本研究旨在评估在对锂盐单一疗法反应不足的青少年中,利培酮增强锂盐治疗学龄前起病的双相情感障碍(BD)的安全性和有效性。
38名年龄在4至17岁(平均年龄 = 11.37 ± 3.8岁)、学龄前起病(躁狂或混合发作)的BD患者进入了这项为期12个月的试验。所有受试者均接受锂盐单一疗法。8周后对锂盐单一疗法反应不佳以及初始反应后复发的患者给予利培酮增强治疗,为期最长11个月。青年躁狂评定量表(YMRS)是主要结局指标。反应定义为较基线水平降低≥50%。还收集了关于诊断合并症、家族史、住院次数、围产期危险因素、身体或性虐待史、儿童抑郁评定量表修订版(CDRS - R)、双相情感障碍临床总体印象量表(CGI - BP)、儿童总体评估量表(C - GAS)以及药物不良反应的数据。

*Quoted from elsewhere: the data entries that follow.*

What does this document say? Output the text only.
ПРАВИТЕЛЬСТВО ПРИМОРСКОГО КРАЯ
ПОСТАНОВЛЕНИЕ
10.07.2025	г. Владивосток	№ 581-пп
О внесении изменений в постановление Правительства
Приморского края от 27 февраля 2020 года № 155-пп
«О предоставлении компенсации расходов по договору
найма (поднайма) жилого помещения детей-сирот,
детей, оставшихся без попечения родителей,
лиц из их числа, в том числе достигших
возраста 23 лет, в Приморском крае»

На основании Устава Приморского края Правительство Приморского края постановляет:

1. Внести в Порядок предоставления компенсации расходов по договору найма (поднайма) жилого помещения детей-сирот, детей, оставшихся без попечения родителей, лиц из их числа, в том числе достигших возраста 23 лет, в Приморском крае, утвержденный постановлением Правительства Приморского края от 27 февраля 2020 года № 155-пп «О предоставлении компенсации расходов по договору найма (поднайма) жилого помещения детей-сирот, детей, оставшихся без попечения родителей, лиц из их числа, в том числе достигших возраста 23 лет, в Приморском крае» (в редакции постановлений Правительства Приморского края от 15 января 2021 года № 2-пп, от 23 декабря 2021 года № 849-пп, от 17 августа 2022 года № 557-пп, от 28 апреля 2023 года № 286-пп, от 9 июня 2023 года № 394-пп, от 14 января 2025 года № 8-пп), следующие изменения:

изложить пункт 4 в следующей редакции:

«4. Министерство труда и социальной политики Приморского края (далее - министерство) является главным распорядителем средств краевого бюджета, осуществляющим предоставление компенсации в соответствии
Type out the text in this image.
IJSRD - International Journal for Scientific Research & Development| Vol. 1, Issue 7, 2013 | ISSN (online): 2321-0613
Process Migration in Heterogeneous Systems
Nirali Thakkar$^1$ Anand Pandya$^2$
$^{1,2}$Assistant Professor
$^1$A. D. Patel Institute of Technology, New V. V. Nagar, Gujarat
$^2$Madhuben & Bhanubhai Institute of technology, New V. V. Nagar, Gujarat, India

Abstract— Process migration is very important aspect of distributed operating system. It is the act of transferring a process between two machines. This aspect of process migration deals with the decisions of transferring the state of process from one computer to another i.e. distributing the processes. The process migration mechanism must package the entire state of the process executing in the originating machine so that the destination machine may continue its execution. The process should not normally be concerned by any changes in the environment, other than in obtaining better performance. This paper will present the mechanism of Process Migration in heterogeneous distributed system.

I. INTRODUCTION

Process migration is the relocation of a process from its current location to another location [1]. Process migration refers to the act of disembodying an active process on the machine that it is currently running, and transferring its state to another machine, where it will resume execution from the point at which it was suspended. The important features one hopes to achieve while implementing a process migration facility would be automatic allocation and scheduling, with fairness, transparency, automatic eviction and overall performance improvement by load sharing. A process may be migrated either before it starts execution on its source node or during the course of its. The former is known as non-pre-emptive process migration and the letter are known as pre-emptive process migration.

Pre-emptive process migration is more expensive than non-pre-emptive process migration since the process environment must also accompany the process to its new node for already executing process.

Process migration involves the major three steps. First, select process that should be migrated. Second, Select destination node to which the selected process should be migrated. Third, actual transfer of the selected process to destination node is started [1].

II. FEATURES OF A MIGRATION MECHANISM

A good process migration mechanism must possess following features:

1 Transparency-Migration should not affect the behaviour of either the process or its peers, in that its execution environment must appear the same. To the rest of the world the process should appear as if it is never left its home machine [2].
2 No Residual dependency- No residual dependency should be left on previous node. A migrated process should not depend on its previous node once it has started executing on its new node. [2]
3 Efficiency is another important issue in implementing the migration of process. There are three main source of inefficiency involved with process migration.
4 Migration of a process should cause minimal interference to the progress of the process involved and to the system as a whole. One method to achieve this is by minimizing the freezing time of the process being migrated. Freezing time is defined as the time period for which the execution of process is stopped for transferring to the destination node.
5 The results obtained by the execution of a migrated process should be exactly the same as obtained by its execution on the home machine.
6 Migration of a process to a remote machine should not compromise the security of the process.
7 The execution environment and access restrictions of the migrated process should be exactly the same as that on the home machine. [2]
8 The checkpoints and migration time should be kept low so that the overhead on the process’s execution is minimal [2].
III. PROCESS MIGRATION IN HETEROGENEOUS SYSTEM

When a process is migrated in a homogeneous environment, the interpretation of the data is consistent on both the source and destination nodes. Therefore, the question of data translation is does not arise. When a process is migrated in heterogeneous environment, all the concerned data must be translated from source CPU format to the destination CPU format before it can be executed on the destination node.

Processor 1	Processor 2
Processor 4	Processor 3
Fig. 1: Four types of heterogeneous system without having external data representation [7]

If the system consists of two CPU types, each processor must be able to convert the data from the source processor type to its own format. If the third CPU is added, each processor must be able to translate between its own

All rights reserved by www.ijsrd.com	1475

在接受锂盐单一疗法治疗的38名受试者中,17人有反应,而21人需要利培酮增强治疗。接受锂盐 + 利培酮治疗的青少年的反应率为85.7%(n = 18/21)。对需要增强治疗的锂盐单一疗法反应不足的显著预测因素为:(1)注意力缺陷/多动障碍(ADHD),(2)基线严重程度,(3)性或身体虐待史,以及(4)学龄前年龄。发现锂盐和利培酮联合治疗安全且耐受性良好。
相当一部分有学龄前起病BD病史且接受锂盐治疗的青少年要么无反应,要么部分反应。在这些病例中,随后用利培酮增强锂盐治疗耐受性良好且有效。本研究中确定的锂盐无反应的潜在预测因素可能会在治疗过程的早期指导药物选择。